President Mnangagwa alongside the other 21 losing presidential hopefuls and ZEC were altogether referred to as respondents in the prominent request by the MDC Alliance Leader. In his reaction recorded, Mnangagwa contended that there was no substantial election appeal.

| Emmerson Dambudzo Mnangagwa | First Respondent |
| Joseph Busha | Second Respondent |
| Melbah Dzapasi | Third Respondent |
| Nkosana Moyo | Fourth Respondent |
| Noah Manyika | Fifth Respondent |
| Harry Peter Wilson | Sixth Respondent |
| Taurai Mteki | Seventh Respondent |
| Thokozani Khuphe | Eighth Respondent |
| Divine Mhambi | Ninth Respondent |
| Lovemore Madhuku | Tenth Respondent |
| Peter Munyanduri | Eleventh Respondent |
| Ambrose Mutinhiri | Twelfth Respondent |
| Timothy Johannes Chiguvare | Thirteenth Respondent |
| Joice Mujuru | Fourteenth Respondent |
| Kwanele Hlabangana | Fifteenth Respondent |
| Evaristo Chikanga | Sixteenth Respondent |
| Daniel Shumba | Seventeenth Respondent |
| Violet Mariyacha | Eighteenth Respondent |
| Blessing Kasiyamhuru | Nineteenth Respondent |
| Elton Mangoma | Twentieth Respondent |
| Peter Gava | Twenty-first Respondent |
| Willard Mugadza | Twenty-second Respondent |
| The Chairperson of the Zimbabwe Electoral Commission | Twenty-third Respondent |
| The Chief Executive Officer of the Zimbabwe Electoral Commission | Twenty-fourth Respondent |
| Zimbabwe Electoral Commission | Twenty-fifth Respondent |

== Judges ==
MDC Alliance leader Nelson Chamisa's election petition was adjudicated by the 9 judges of the Constitutional Court. Led by Chief Justice Luke Malaba, the case was presided over by the following judges.
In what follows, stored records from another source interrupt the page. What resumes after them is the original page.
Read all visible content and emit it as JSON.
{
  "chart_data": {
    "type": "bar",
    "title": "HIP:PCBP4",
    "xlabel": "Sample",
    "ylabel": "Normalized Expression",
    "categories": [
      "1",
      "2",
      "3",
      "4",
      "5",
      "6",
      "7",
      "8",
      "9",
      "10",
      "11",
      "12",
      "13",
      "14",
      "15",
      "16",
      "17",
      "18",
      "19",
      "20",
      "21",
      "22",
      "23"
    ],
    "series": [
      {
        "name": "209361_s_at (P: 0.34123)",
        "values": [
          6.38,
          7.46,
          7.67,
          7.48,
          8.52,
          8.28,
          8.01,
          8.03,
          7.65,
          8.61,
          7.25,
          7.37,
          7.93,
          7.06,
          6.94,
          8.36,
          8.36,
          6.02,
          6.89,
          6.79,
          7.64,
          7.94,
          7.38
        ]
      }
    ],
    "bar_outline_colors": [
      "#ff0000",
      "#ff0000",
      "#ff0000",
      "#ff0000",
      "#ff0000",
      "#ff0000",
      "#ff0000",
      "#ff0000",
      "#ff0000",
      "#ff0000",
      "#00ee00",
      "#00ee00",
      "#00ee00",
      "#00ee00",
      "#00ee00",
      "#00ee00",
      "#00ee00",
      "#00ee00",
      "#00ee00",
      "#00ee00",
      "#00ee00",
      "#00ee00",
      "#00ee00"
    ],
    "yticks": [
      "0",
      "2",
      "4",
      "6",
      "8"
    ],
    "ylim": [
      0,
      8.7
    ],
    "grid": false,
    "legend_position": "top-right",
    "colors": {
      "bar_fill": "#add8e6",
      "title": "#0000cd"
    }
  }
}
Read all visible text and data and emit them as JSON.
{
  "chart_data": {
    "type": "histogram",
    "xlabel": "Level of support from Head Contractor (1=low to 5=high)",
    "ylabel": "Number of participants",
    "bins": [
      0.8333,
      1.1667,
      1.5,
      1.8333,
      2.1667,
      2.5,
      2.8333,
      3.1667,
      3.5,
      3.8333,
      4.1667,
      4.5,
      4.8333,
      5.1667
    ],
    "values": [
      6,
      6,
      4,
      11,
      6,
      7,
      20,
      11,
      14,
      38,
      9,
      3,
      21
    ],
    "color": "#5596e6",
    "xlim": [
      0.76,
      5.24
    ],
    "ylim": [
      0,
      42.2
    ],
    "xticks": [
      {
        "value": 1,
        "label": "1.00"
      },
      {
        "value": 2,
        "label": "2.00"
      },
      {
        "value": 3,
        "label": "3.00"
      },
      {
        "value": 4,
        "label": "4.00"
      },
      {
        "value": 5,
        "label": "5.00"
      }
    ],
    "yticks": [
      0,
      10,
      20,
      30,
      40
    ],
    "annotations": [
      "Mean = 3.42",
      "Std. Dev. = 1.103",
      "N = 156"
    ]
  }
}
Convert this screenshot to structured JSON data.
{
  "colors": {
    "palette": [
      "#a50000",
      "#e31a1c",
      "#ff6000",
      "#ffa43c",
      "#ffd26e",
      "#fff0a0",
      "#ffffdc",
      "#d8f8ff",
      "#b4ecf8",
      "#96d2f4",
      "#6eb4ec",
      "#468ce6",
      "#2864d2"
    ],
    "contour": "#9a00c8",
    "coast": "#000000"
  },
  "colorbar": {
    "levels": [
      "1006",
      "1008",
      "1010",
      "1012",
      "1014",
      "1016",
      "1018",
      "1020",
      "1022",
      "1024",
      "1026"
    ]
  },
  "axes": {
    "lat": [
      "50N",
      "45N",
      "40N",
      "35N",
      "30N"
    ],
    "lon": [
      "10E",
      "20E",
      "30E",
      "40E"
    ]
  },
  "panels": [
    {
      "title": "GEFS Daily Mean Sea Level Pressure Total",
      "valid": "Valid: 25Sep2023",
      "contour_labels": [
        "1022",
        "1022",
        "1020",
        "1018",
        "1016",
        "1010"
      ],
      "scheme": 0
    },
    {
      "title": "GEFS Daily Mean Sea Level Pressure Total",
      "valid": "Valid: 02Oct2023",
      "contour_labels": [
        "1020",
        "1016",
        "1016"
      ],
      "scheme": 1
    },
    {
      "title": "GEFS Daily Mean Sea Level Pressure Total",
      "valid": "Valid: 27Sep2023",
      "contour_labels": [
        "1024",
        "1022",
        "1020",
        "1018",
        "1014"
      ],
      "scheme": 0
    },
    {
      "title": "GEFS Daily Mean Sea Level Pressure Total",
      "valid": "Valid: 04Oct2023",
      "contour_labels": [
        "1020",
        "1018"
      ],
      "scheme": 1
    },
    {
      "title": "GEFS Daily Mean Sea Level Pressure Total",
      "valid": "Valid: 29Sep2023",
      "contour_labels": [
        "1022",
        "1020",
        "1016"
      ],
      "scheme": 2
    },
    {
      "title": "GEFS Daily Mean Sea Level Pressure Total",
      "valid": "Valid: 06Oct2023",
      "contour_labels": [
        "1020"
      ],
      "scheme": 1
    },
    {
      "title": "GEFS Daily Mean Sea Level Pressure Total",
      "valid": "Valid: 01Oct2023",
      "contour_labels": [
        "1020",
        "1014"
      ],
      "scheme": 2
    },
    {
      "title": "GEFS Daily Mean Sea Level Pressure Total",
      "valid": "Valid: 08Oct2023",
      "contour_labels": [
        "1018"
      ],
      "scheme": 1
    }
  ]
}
- Elizabeth Gwaunza Deputy CJ
- Rita Makarau JCC
- Paddington Garwe JCC
- Chinembiri Bhunu JCC
- Baratkumar Patel JCC
- Ben Hlatshwayo JCC
- Tendai Uchena JCC
- Lavender Makoni JCC

== Pre-Case Hearing ==
The trial observation mission evaluated the procedures of the petition as far as consistence with regional and global human rights law and principles. Prior to the petition hearing ruling party asserted the issue ought to be rejected in light of the fact that the MDC Alliance vacillated at law by not serving papers to Mnangagwa on time or to his correct address. The ruling party Zanu-PF said it had picked a team of 12 attorneys for the case documented by Mr Chamisa while Chamisa's leading Lawyer, Adv Thabani Mpofu said his team had adequate proof to turn around the result of the polls.

== Case Hearing ==
Both Legal advisors for Mnangagwa and the ZEC dismissed the allegations and said Chamisa had failed to provide tangible evidence.

== Ruling ==
During the case ruling CJ stated that the complaint consisted of general allegations. No allegations of an individual direct control of the procedure was advanced against the first Respondent. All claims were made without identity and particularity. He expressed that no verification or proof was offered, stressing that the court decides matters dependent on facts and proof set before it. Summarizing the unanimous ruling, Chief Justice Luke Malaba said that "the applicant has failed to place before court clear, direct, sufficient and credible evidence" of irregularities and fraud during the presidential vote. Therefore, in terms of section 93(4)(a) of the Constitution of Zimbabwe, Emmerson Dambudzo Mnangagwa was declared the winner of the election.

== Aftermath ==
Mnangagwa's swearing in ceremony was held on 26 August 2018. After Mnangagwa was officially sworn in as the President of the Republic of Zimbabwe, some people called for coalition government.